Anyway, this was actually a pretty exciting primary for Vermont. With Patrick Leary’s retirement, his Senate seat is open, so our Representative Peter Welch is running for that seat. As I am writing this, 27 percent of the vote is reporting and Welch is winning with 86 percent of the vote. The AP has already declared him the winner, and he will likely win the general election, as well. This is Vermont after all, the home of Bernie Sanders. In the Republican primary, the front runner had been Christina Nolan, who is a lesbian. However, the hate group National Organization for Marriage, better known as NOM, came out against her solely because she is a lesbian. Gerald Malloy, a West Point graduate and businessman who has only lived in Vermont for two years, seems to have gotten a boost because of NOM and is leading the race with 43 percent to Nolan’s 37.5 percent. The other candidate has just over 19 percent of the vote.
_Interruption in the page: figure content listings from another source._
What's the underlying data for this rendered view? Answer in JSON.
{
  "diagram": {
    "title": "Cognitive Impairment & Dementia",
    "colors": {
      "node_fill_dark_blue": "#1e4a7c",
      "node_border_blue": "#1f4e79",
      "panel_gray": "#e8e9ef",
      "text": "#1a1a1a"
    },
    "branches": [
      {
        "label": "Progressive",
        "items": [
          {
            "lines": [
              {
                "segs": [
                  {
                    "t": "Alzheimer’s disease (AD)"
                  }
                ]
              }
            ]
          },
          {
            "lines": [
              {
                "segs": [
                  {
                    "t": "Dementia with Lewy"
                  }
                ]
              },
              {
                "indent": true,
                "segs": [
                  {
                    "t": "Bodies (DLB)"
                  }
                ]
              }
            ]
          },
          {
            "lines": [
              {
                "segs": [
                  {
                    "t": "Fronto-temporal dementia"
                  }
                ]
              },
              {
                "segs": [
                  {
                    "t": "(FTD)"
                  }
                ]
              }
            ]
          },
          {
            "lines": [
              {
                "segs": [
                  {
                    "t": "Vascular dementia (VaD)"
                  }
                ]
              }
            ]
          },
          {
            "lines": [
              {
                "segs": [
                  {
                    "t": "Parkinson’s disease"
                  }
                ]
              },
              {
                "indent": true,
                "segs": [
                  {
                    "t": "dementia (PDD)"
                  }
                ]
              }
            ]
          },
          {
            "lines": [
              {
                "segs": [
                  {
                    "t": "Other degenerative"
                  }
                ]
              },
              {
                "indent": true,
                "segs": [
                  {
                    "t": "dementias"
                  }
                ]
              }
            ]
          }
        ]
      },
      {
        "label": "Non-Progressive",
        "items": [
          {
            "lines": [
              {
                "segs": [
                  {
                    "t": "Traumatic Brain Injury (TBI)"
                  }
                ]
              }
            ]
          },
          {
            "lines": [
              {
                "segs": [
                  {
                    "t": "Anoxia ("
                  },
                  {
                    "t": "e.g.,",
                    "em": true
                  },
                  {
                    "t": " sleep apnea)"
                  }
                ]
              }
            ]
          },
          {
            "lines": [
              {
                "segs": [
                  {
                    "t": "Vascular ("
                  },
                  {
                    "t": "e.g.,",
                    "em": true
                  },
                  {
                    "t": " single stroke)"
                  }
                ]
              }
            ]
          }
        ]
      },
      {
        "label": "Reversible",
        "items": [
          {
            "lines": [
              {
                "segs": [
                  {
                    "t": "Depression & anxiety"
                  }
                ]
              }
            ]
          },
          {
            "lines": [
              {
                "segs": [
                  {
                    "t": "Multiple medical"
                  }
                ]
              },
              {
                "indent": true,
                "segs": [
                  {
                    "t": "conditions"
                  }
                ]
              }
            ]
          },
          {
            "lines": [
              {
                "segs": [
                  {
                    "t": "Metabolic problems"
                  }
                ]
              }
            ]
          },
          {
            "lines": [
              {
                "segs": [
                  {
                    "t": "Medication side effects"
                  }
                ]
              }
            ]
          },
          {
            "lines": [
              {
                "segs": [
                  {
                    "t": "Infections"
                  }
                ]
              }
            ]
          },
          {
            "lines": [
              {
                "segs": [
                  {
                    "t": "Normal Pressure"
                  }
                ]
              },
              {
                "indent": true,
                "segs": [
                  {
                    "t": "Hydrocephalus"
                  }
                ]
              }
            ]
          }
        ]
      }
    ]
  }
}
The more interesting race is to fill Peter Welch’s soon to be vacant seat. Honestly, the Republicans in that race don’t matter. It’s the Democratic primary that everyone is watching. Three candidates are vying for the nomination. Becca Balint is a long-time Vermont legislator who is currently president pro tempore of the Vermont Senate. She is a former social studies teacher and the first lesbian to lead the senate. Her main rival is the current Lieutenant Governor Molly Gray, whose only political experience is two years as lieutenant governor and working in the congressional offices of Welch and Leahy, who both endorsed her. Bernie endorsed Balint. The third candidate is Dr. Louis Meyers, whose main campaign issue is that Vermonters care about the issues not sending their first woman to Congress. It was not a winning strategy for Meyers, who at the time of writing this had 1.5 percent of the vote. The AP called the race for Balint, who with nearly 40 percent of the vote reporting had over 61 percent of the vote and over a thousand more votes than Gray.
There are also a number of other statewide races up for grabs. With Gray running for Congress, the lieutenant governor office is up for election. The two front runners there were David Zuckerman, the lieutenant governor before Gray who stepped down to run for governor and Kitty Toll who was endorsed by Howard Dean and has had the most television ads.. I personally don’t like Zuckerman, so I voted for Toll, but it appears that Zuckerman May win as he has 45 percent of the vote to Toll’s 38 percent with 43 percent reporting. The other recently vacant state offices were for attorney general and Secretary of State. Both candidates I voted for in these two races are trailing in the reported results.
I’m most happy about Balint’s win. The others were not very important for me. I think we need more good social studies teachers in Congress. The good ones who teach civics and government know what really goes on in politics. They also tend to know the history of the American political systems and the ups and downs of American History. We also need more LGBTQ politicians.